The exceptionalist concept dates to Puritan John Winthrop's "city on a hill," a New Testament idea famously picked up by Ronald Reagan that envisions a land of justice and freedom from coercive power. It signified a radical break with old Europe. Crevecoeur wondered whether the New World would produce a new kind of human being. De Tocqueville found 150 years later that "the mother has more authority" than in the European family, an inkling of later change.

The many uses of exceptionalism

Exceptionalism has been put to many uses. Some are called selfish, arrogant, parochial, ideological; others are grand, liberating, experimental. And they include everything in between. Strains include jingoistic patriotism and the Manifest Destiny often cited to move west and brutally civilize native Americans. They also embrace Lincoln's Emancipation Proclamation and the Americans he calls "this almost chosen people," and the First Amendment's free exercise of religion clause. It is read into the civil rights movement as well as the US-led fight against communism. In Europe, President Woodrow Wilson's effort to create a League of Nations after World War I picks up the idea; European diplomats were not accustomed to the US president's push for principles that eclipsed national power-broking.

The late author David Halberstam popularized the concept in "The Best and the Brightest," arguing the origins of the contested Vietnam War were rooted in an Eastern seaboard elite's exceptionalist effort to block the Soviet expansion.

French intellectuals, particularly the Marxists in the 1960s, portrayed a symmetry between America and the Soviet Union in their exceptionalism. "[French president Charles] de Gaulle used to say the natural inclination in Europe is toward 'Russia,' which he never called the Soviet Union," comments Ms. Durandin. "He used to say America has no destiny, because it has no memory and no past, whereas Russia has a great history. But we see now a different strain in America."

Leading Paris writer Bernard-Henri Lévy saw two visions of America on Election Day: "The McCain-Palin duo regarded "American dream" as a golden age to rediscover. Obama sees it as a new age to be invented, a model ever in progress … a frontier to explore. In this sense, he is much more faithful to that pioneer spirit that is part of the greatness of America."
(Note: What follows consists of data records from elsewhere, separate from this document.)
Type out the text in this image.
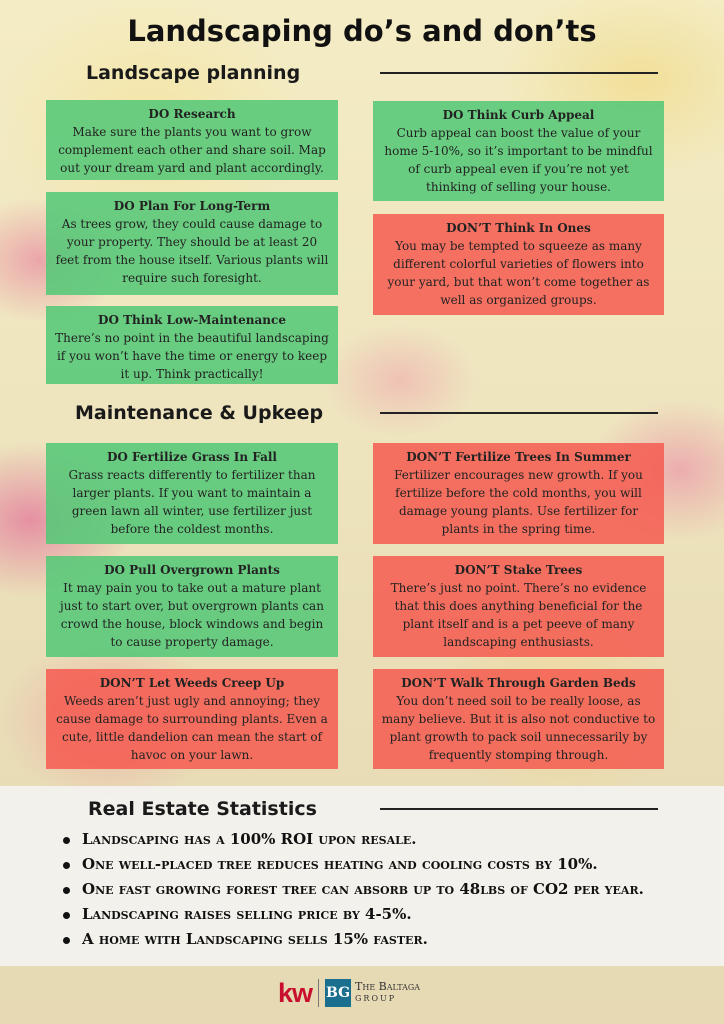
Landscaping do’s and don’ts
Landscape planning
DO Research
Make sure the plants you want to grow complement each other and share soil. Map out your dream yard and plant accordingly.
DO Plan For Long-Term
As trees grow, they could cause damage to your property. They should be at least 20 feet from the house itself. Various plants will require such foresight.
DO Think Low-Maintenance
There’s no point in the beautiful landscaping if you won’t have the time or energy to keep it up. Think practically!
DO Think Curb Appeal
Curb appeal can boost the value of your home 5-10%, so it’s important to be mindful of curb appeal even if you’re not yet thinking of selling your house.
DON’T Think In Ones
You may be tempted to squeeze as many different colorful varieties of flowers into your yard, but that won’t come together as well as organized groups.
Maintenance & Upkeep
DO Fertilize Grass In Fall
Grass reacts differently to fertilizer than larger plants. If you want to maintain a green lawn all winter, use fertilizer just before the coldest months.
DO Pull Overgrown Plants
It may pain you to take out a mature plant just to start over, but overgrown plants can crowd the house, block windows and begin to cause property damage.
DON’T Let Weeds Creep Up
Weeds aren’t just ugly and annoying; they cause damage to surrounding plants. Even a cute, little dandelion can mean the start of havoc on your lawn.
DON’T Fertilize Trees In Summer
Fertilizer encourages new growth. If you fertilize before the cold months, you will damage young plants. Use fertilizer for plants in the spring time.
DON’T Stake Trees
There’s just no point. There’s no evidence that this does anything beneficial for the plant itself and is a pet peeve of many landscaping enthusiasts.
DON’T Walk Through Garden Beds
You don’t need soil to be really loose, as many believe. But it is also not conductive to plant growth to pack soil unnecessarily by frequently stomping through.
Real Estate Statistics
Landscaping has a 100% ROI upon resale.
One well-placed tree reduces heating and cooling costs by 10%.
One fast growing forest tree can absorb up to 48lbs of CO2 per year.
Landscaping raises selling price by 4-5%.
A home with Landscaping sells 15% faster.
kw BG The Baltaga
GROUP
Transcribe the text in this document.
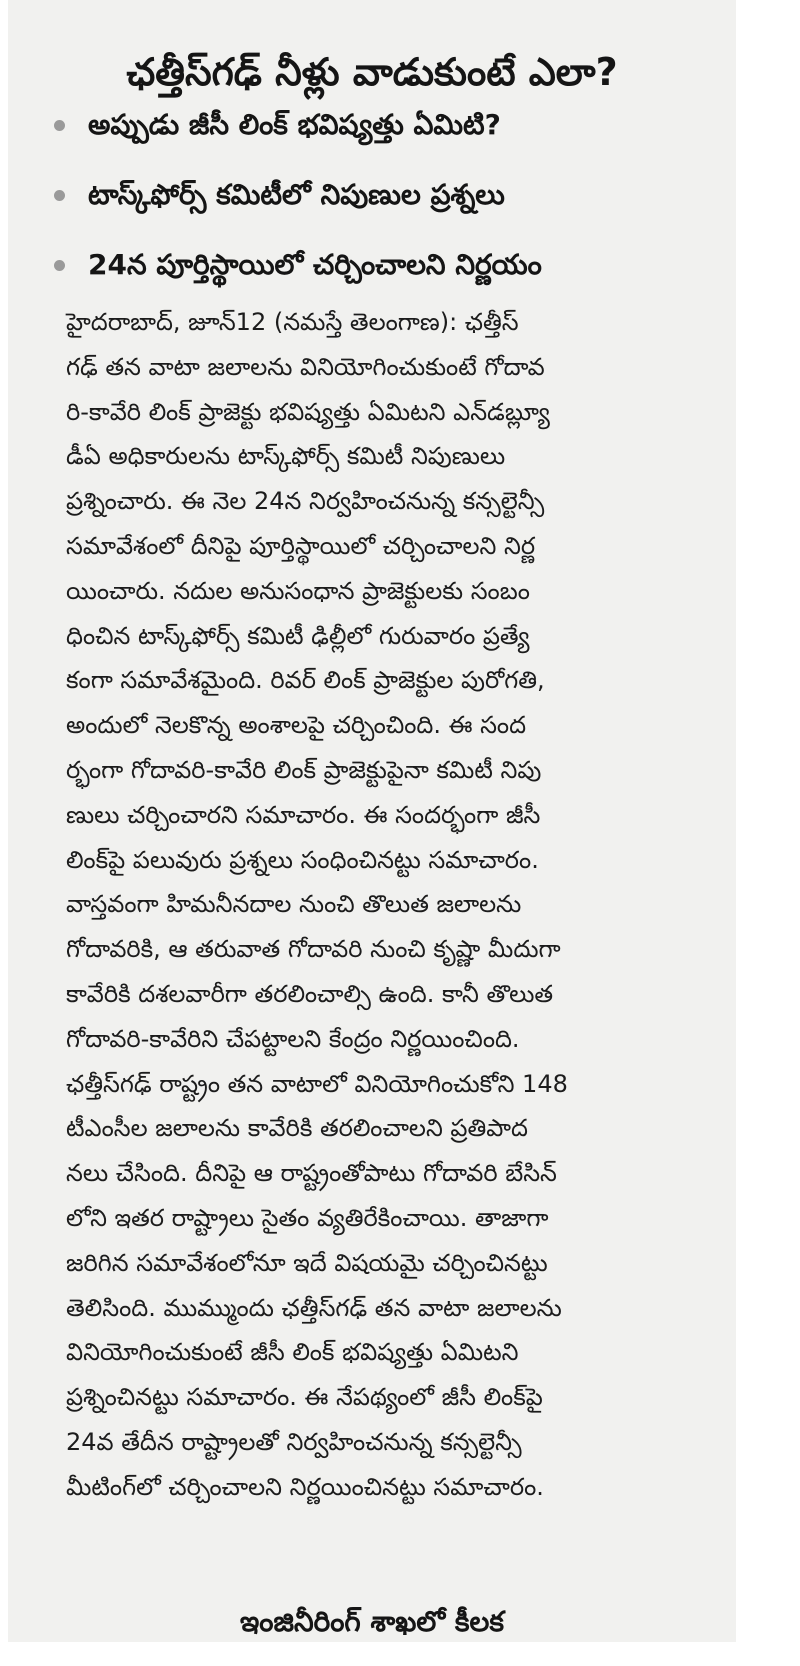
ఛత్తీస్‌గఢ్ నీళ్లు వాడుకుంటే ఎలా?
అప్పుడు జీసీ లింక్ భవిష్యత్తు ఏమిటి?
టాస్క్‌ఫోర్స్ కమిటీలో నిపుణుల ప్రశ్నలు
24న పూర్తిస్థాయిలో చర్చించాలని నిర్ణయం
హైదరాబాద్, జూన్12 (నమస్తే తెలంగాణ): ఛత్తీస్
గఢ్ తన వాటా జలాలను వినియోగించుకుంటే గోదావ
రి-కావేరి లింక్ ప్రాజెక్టు భవిష్యత్తు ఏమిటని ఎన్‌డబ్ల్యూ
డీఏ అధికారులను టాస్క్‌ఫోర్స్ కమిటీ నిపుణులు
ప్రశ్నించారు. ఈ నెల 24న నిర్వహించనున్న కన్సల్టెన్సీ
సమావేశంలో దీనిపై పూర్తిస్థాయిలో చర్చించాలని నిర్ణ
యించారు. నదుల అనుసంధాన ప్రాజెక్టులకు సంబం
ధించిన టాస్క్‌ఫోర్స్ కమిటీ ఢిల్లీలో గురువారం ప్రత్యే
కంగా సమావేశమైంది. రివర్ లింక్ ప్రాజెక్టుల పురోగతి,
అందులో నెలకొన్న అంశాలపై చర్చించింది. ఈ సంద
ర్భంగా గోదావరి-కావేరి లింక్ ప్రాజెక్టుపైనా కమిటీ నిపు
ణులు చర్చించారని సమాచారం. ఈ సందర్భంగా జీసీ
లింక్‌పై పలువురు ప్రశ్నలు సంధించినట్టు సమాచారం.
వాస్తవంగా హిమనీనదాల నుంచి తొలుత జలాలను
గోదావరికి, ఆ తరువాత గోదావరి నుంచి కృష్ణా మీదుగా
కావేరికి దశలవారీగా తరలించాల్సి ఉంది. కానీ తొలుత
గోదావరి-కావేరిని చేపట్టాలని కేంద్రం నిర్ణయించింది.
ఛత్తీస్‌గఢ్ రాష్ట్రం తన వాటాలో వినియోగించుకోని 148
టీఎంసీల జలాలను కావేరికి తరలించాలని ప్రతిపాద
నలు చేసింది. దీనిపై ఆ రాష్ట్రంతోపాటు గోదావరి బేసిన్
లోని ఇతర రాష్ట్రాలు సైతం వ్యతిరేకించాయి. తాజాగా
జరిగిన సమావేశంలోనూ ఇదే విషయమై చర్చించినట్టు
తెలిసింది. ముమ్ముందు ఛత్తీస్‌గఢ్ తన వాటా జలాలను
వినియోగించుకుంటే జీసీ లింక్ భవిష్యత్తు ఏమిటని
ప్రశ్నించినట్టు సమాచారం. ఈ నేపథ్యంలో జీసీ లింక్‌పై
24వ తేదీన రాష్ట్రాలతో నిర్వహించనున్న కన్సల్టెన్సీ
మీటింగ్‌లో చర్చించాలని నిర్ణయించినట్టు సమాచారం.
ఇంజినీరింగ్ శాఖలో కీలక
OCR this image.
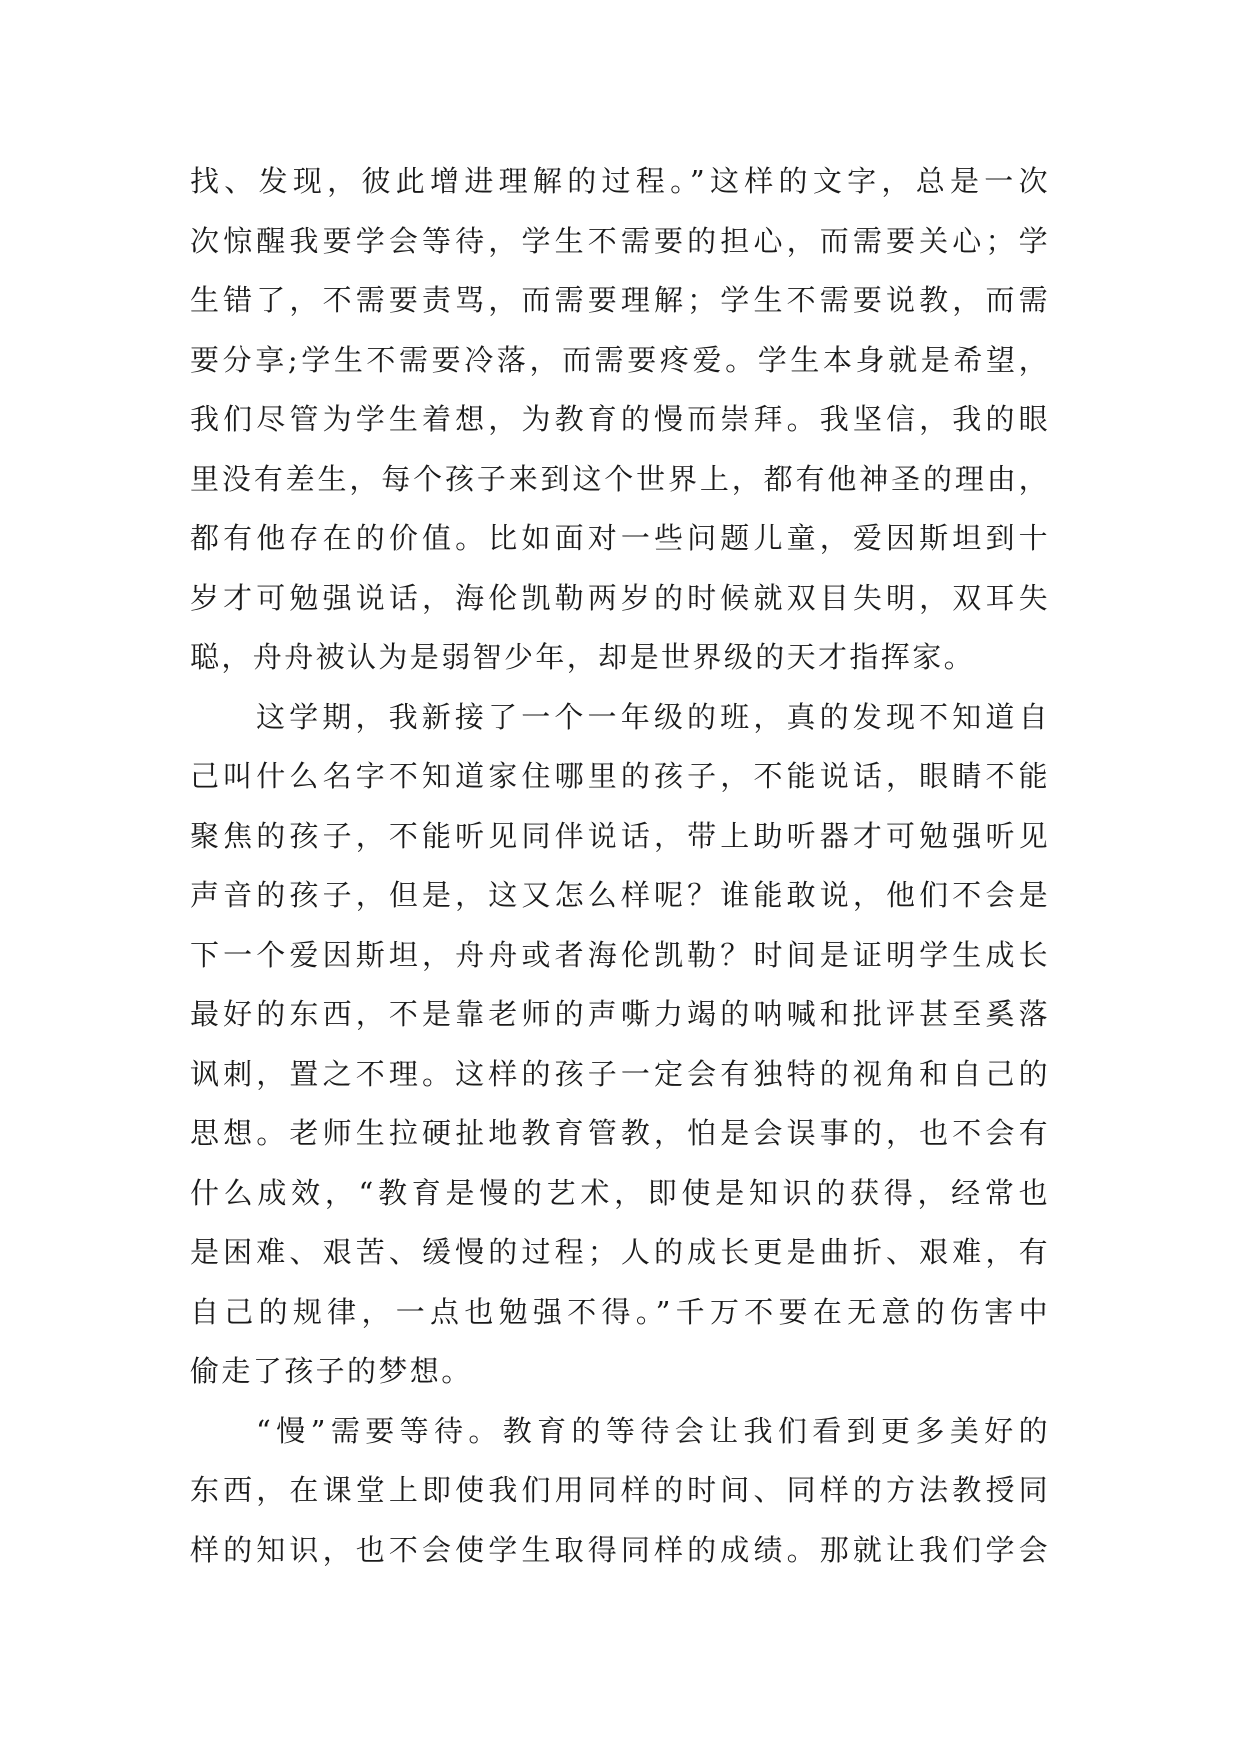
找、发现，彼此增进理解的过程。”这样的文字，总是一次
次惊醒我要学会等待，学生不需要的担心，而需要关心；学
生错了，不需要责骂，而需要理解；学生不需要说教，而需
要分享;学生不需要冷落，而需要疼爱。学生本身就是希望，
我们尽管为学生着想，为教育的慢而崇拜。我坚信，我的眼
里没有差生，每个孩子来到这个世界上，都有他神圣的理由，
都有他存在的价值。比如面对一些问题儿童，爱因斯坦到十
岁才可勉强说话，海伦凯勒两岁的时候就双目失明，双耳失
聪，舟舟被认为是弱智少年，却是世界级的天才指挥家。
这学期，我新接了一个一年级的班，真的发现不知道自
己叫什么名字不知道家住哪里的孩子，不能说话，眼睛不能
聚焦的孩子，不能听见同伴说话，带上助听器才可勉强听见
声音的孩子，但是，这又怎么样呢？谁能敢说，他们不会是
下一个爱因斯坦，舟舟或者海伦凯勒？时间是证明学生成长
最好的东西，不是靠老师的声嘶力竭的呐喊和批评甚至奚落
讽刺，置之不理。这样的孩子一定会有独特的视角和自己的
思想。老师生拉硬扯地教育管教，怕是会误事的，也不会有
什么成效，“教育是慢的艺术，即使是知识的获得，经常也
是困难、艰苦、缓慢的过程；人的成长更是曲折、艰难，有
自己的规律，一点也勉强不得。”千万不要在无意的伤害中
偷走了孩子的梦想。
“慢”需要等待。教育的等待会让我们看到更多美好的
东西，在课堂上即使我们用同样的时间、同样的方法教授同
样的知识，也不会使学生取得同样的成绩。那就让我们学会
Enthusiasm – but nuance as well

To be sure, the Paris take on the American election is nuanced, complex, French. Debates include: Is the election a one-off brought by the economic crisis? Does a 53-46 victory signify a change of heart? Will an Obama administration alter the structures of Washington?

But the tone is different. Both the Gaullist right and the skeptical left are affirmative. The meaning of America to France's crowded ethnic banlieue, among Africans and Arabs, is noted by writers François Durpaire and Jean-Claude Tchicaya.

In the teeming black suburbs, Obama is "lived through as a compensatory myth," they find. "Deprived of any networks, not the sons of daughters of [elites], they see the ascent of that son of an African immigrant … as the symbol of a social mobility they do not experience."